Set off is a valid defence in English Law. If the Counterclaim is valid, it is capable of giving rise to an effective set off which the Defendants would have been entitled to raise. In those circumstances, the Claimant would not have been entitled to payment at least to the extent of the set off. The Court can not determine on this application the validity of the Counterclaim and therefore can not determine in fact whether the impecuniosity of the Claimant was caused by the Defendants.
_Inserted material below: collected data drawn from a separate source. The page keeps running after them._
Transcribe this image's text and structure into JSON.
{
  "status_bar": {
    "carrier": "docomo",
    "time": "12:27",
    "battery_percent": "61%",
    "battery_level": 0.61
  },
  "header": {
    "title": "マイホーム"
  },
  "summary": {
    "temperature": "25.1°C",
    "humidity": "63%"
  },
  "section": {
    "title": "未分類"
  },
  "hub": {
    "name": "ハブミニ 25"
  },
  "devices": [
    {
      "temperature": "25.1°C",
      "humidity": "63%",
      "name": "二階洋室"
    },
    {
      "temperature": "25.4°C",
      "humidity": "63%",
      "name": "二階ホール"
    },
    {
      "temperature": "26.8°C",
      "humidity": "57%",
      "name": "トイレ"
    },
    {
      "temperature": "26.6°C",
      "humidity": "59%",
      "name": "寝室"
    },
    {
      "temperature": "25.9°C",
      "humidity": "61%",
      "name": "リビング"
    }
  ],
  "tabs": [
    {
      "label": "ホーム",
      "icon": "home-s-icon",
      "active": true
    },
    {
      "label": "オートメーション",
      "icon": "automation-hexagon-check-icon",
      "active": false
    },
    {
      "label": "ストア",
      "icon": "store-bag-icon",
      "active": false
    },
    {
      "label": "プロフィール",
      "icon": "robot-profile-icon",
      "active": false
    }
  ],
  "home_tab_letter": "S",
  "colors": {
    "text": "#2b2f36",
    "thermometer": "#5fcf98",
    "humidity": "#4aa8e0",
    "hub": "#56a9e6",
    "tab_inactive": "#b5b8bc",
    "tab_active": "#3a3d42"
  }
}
The Effect of the Counterclaim
It is argued by the Claimant that security should simply be refused because the claim and counterclaim both raise the same issues, because both claim and counterclaim, it is said, are going to be litigated anyway and ordering security which was paid may serve no purpose other than to hamper the Claimant’s conduct of the case. This is supported in principle by a note in the CPR (2010 page 690). That argument, however, is not readily open to the Claimant because it accepts by apportioning costs between the defence of the claim and the counterclaim that there are issues which pertain peculiarly to the claim and to the Counterclaim. Indeed it is clear from a perusal of the pleadings in the case that the claim for fees raises issues which do not arise on the Counterclaim. For instance, there is an issue as to what is or was the legally or factually agreed basis for fees; that does not impact on the Counterclaim as such, which is primarily concerned with whether or not there was a breach of professional duties. The extensive factual investigation into whether or not the time claim is factually justified does not directly affect the Counterclaim.
The Exercise of the Discretion
On the occasion of the second hearing and the court having given notice of its draft judgement on all issues that were not the subject matter of the adjournment, the Claimant accepted that it could and should provide the security for costs of £30,000. I had made it clear that, subject to the question of stifling and to whether the insurer could come up with anything more by way of the ATE Insurance, the discretion would have been exercised in favour of security for costs being ordered against the Claimant. Accordingly, such security will be provided.